Miranda stabbed a carrot. I’d come braced for awkward but hadn’t anticipated the way the sight of the bandage and crutches would make her feel so guilty.

“Also,” Leah added brightly, “who sent that kite to you Cam? Jules told me about your latest accident. My dad loved kites! He used to build his own.”

Jules put her fork down, very deliberately. “Can we not pretend we don’t know?”

“Know what?” Leah asked. “Is this one of those games where I guess the thing that everyone else already … Oh, is this an internet thing? You young people make—”

“It’s Miranda,” Jules said, cutting through Leah’s sentence and the noise of clinking cutlery. Her voice was sharp enough to slice the room into silence. “It’s always Miranda.”
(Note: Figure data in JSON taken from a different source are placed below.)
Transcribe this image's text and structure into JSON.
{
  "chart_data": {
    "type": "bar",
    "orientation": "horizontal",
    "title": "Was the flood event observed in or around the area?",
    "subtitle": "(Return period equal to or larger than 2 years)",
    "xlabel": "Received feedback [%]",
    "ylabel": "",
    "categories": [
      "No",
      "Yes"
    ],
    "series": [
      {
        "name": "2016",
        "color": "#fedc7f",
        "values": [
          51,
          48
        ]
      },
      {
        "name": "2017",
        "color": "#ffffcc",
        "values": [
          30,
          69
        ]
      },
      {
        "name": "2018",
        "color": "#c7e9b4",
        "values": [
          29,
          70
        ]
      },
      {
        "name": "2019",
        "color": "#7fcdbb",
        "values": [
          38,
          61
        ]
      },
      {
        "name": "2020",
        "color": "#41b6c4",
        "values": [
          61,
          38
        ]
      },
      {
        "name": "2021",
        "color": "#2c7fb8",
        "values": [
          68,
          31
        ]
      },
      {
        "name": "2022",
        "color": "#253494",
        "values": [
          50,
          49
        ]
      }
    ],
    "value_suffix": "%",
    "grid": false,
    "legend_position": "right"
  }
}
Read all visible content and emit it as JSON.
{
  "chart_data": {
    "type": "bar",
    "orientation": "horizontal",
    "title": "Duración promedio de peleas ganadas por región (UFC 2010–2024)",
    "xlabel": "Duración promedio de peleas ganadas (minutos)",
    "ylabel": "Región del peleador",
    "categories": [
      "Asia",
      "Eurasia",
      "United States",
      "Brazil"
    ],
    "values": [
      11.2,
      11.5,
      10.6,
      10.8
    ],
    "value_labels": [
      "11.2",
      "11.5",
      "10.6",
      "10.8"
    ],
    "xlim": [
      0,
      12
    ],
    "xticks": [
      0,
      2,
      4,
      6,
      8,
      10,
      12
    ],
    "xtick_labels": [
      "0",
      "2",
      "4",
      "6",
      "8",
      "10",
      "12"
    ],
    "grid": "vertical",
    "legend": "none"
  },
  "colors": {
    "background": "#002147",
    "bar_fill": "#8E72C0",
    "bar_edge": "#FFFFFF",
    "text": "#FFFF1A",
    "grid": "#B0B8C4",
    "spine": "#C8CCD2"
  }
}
Every chair seemed to shift at once. Miranda froze with her glass halfway to her mouth. Cordy scraped a salad bowl noisily. I looked down at my plate, then up at Jules with a measured calm, silently begging her not to make a scene and upset Miranda.

“Juliet,” Seamus said gently, “maybe—”

“No, Seamus,” she snapped. “We’re past ‘maybe.’”

Leah blinked rapidly. “Past maybe where? Oooh, is this a progressive dinner party where you go to a different house for each dish?” Geez Leah, read the room.

Jules pointed—not at my bandage, but at Miranda. “He’s been to urgent care twice in two weeks. And had to see a nurse the other time. The bar, the step—”

“Miranda didn’t cause the bar incident,” I chimed in. Obviously we were all past pretending we didn’t know.

“Yes, she did,” Juliet said sharply. “She ordered that drink, not the cougar.”

“A cougar?” Leah looked confused.

“That was not my—” Miranda started, then shut her mouth. The table had turned into a witness stand she hadn’t asked for.

“And now the kite,” Jules went on, relentless. “Because you can’t just say thank you like a normal person, you have to turn it into a covert operation. Into drama. You got him hurt, Miranda. Again.”